Skills, Codex, and subagents own
- Planning quality and scope control.
- TDD doctrine and test-first behavior.
- Milestone decomposition.
- Spec-compliance review before code-quality review.
- Code review taste and repo conventions.
- Artifact quality and presentation standards.
- Model/tool-specific operating prompts such as Codex
/goal. - Lessons learned from failed runs and the maintainer corrections.
Design rule
Put a feature in the runtime only when it improves one of these:
- replay correctness
- approval provenance
- lease/worker safety
- memoization/determinism
- inspectability/status clarity
- durable evidence for a human gate
Put it in a skill, prompt template, or subagent loop when it improves one of these:
- planning judgment
- implementation taste
- review strictness
- artifact polish
- model-specific instructions
- operating procedure
Examples
| Need | Layer | Reason |
|---|---|---|
| “Do not implement before plan approval.” | Runtime gate + skill rule | Runtime enforces the stop; skill makes the plan worth reviewing. |
| “Use TDD for every code change.” | Skill / Codex /goal |
This is operating discipline, not workflow replay semantics. |
| “Resume after a worker crashes.” | Runtime | Requires durable events, command leases, and memoized step output. |
| “Make the plan artifact concrete enough to approve.” | Skill / artifact template | The quality bar will evolve faster than the runtime should. |
| “Show why this workflow is stuck.” | Runtime | Waiting state, outbox commands, events, claims, and errors must be inspectable. |
| “Review spec compliance before code quality.” | Subagent loop | This is a review process, not a persistence primitive. |
| “Never trust caller-supplied approval metadata.” | Runtime | Approval provenance must fail closed before side effects. |
Codex /goal operating skeleton
Use this kind of prompt when an approved plan moves into implementation:
/goal Implement the approved plan in small milestones.
Rules:
1. Before each milestone, restate the acceptance criteria.

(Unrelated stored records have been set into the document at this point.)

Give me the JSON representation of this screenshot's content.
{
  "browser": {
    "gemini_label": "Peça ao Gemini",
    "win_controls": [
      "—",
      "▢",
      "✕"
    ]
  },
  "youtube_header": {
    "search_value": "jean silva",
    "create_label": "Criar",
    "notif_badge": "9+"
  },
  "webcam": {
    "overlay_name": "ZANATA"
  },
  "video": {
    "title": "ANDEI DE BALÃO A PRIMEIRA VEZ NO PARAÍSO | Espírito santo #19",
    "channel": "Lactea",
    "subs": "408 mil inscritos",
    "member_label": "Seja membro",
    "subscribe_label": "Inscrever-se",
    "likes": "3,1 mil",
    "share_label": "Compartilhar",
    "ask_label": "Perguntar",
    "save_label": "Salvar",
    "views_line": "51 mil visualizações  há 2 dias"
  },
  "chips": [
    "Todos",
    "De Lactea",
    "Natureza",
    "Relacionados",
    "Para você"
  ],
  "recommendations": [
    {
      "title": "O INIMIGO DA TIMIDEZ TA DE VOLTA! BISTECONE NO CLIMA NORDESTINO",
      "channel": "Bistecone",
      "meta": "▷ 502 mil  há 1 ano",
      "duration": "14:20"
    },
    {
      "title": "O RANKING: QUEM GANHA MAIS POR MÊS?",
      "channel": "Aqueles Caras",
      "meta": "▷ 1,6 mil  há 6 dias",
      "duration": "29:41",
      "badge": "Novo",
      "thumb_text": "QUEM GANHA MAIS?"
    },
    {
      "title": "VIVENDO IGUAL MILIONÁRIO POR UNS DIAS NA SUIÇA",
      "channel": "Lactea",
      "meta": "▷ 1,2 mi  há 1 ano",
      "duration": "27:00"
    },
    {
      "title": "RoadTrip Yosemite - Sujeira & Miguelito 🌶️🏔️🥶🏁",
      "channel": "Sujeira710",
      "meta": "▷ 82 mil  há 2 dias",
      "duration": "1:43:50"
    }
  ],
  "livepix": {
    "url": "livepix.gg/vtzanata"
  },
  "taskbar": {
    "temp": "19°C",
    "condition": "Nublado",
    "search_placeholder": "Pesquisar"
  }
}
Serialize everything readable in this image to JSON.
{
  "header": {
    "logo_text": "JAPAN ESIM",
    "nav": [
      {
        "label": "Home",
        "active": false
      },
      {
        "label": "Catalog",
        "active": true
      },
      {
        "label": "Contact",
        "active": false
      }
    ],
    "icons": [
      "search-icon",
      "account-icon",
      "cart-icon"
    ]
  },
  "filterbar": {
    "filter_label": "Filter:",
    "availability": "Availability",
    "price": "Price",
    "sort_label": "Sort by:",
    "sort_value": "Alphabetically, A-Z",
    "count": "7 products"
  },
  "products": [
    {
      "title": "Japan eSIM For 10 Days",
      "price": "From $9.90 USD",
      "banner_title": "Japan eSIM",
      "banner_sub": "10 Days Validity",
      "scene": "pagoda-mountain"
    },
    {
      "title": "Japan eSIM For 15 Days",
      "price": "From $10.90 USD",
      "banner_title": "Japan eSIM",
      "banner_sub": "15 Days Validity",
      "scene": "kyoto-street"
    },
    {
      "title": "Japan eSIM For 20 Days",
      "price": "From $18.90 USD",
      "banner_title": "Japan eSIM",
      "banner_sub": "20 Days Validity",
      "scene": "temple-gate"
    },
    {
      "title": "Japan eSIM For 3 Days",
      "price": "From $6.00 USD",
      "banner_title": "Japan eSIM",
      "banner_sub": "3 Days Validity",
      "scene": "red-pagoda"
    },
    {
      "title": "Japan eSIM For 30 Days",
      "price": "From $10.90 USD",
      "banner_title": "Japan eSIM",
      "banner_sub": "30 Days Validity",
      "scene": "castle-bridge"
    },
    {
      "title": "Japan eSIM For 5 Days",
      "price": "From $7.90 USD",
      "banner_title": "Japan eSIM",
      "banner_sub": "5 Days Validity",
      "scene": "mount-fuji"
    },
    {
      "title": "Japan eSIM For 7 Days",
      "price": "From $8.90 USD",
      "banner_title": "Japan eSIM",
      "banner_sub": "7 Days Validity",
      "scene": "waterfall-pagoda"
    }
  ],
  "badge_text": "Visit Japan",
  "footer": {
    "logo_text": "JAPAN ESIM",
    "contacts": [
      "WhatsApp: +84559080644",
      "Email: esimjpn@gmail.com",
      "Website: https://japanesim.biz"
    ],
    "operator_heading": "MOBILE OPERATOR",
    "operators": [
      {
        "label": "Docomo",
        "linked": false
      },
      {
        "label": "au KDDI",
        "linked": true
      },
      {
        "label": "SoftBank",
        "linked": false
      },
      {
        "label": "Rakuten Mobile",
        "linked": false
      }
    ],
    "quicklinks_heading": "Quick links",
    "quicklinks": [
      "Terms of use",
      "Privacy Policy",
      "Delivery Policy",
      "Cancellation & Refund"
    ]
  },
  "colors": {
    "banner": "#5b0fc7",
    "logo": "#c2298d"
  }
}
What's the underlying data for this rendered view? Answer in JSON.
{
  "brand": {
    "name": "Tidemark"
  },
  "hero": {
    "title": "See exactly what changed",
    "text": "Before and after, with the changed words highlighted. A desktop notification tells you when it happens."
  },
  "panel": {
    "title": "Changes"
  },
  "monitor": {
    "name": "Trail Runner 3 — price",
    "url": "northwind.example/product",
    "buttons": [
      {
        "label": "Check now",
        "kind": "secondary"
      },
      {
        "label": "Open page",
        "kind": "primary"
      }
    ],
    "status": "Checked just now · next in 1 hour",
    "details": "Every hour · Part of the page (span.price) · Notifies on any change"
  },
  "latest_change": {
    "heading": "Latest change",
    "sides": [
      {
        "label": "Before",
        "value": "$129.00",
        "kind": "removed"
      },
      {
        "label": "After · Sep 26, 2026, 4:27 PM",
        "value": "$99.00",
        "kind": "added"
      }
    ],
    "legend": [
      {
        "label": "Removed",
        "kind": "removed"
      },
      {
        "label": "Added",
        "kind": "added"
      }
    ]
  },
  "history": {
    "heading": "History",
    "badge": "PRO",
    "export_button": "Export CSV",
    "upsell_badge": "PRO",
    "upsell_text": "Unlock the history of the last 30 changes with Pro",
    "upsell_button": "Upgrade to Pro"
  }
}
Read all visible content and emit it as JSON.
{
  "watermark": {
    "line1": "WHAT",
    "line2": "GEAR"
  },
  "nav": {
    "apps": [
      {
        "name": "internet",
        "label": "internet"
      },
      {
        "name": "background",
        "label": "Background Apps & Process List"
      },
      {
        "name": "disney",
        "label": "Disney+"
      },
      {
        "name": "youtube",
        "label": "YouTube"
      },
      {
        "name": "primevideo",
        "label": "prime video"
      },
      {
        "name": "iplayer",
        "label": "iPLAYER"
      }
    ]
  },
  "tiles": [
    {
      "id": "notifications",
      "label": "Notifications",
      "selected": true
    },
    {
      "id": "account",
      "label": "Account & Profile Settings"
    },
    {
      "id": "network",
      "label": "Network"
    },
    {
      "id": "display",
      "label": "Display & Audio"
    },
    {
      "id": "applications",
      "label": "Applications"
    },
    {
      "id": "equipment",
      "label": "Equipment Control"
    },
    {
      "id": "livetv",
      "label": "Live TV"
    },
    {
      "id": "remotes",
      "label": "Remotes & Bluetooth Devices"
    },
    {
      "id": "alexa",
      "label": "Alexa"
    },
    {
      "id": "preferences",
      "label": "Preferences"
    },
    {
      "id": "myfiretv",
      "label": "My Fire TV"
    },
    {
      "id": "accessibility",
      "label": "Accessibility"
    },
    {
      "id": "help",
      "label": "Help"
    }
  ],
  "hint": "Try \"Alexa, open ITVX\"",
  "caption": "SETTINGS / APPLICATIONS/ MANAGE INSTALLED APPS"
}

2. Write or update tests first.
3. After each milestone, stop and run a spec-review subagent.
4. Do not continue until spec review passes.
5. Then run quality review.
6. If either review fails, fix and re-review.
7. Keep commits small and include validation evidence.
8. Never merge or deploy without explicit landing approval.
That loop should be reusable outside hermes-workflows. The workflow runtime should only record the durable gates, commands, outputs, approvals, and landing packets around it.
Consequences
Good consequences:
- The runtime stays small enough to reason about.
- Approval and replay behavior remain auditable.
- Skills can improve after mistakes without changing runtime code.
- Subagents/Codex can be swapped or upgraded without migrating workflow history.
- Future runtime features have a sharper admission test.
Trade-offs:
- The runtime will not magically manage every agent decision.
- Good outcomes depend on maintaining skill hygiene and review templates.
- Some orchestration remains procedural until it proves it needs durable semantics.
That is fine. Durable state is the scarce thing here; taste belongs closer to the agents doing the work.
Near-term direction
The next useful slices should follow this order:
- Keep improving inspectability and provenance where workflows are already durable.
- Dogfood one Codex/subagent milestone loop using an approved implementation plan.
- Extract repeated review and artifact lessons into skills/templates before adding more runtime surface area.
Runtime features that fail the design rule should be deferred until the skill/subagent version proves insufficient.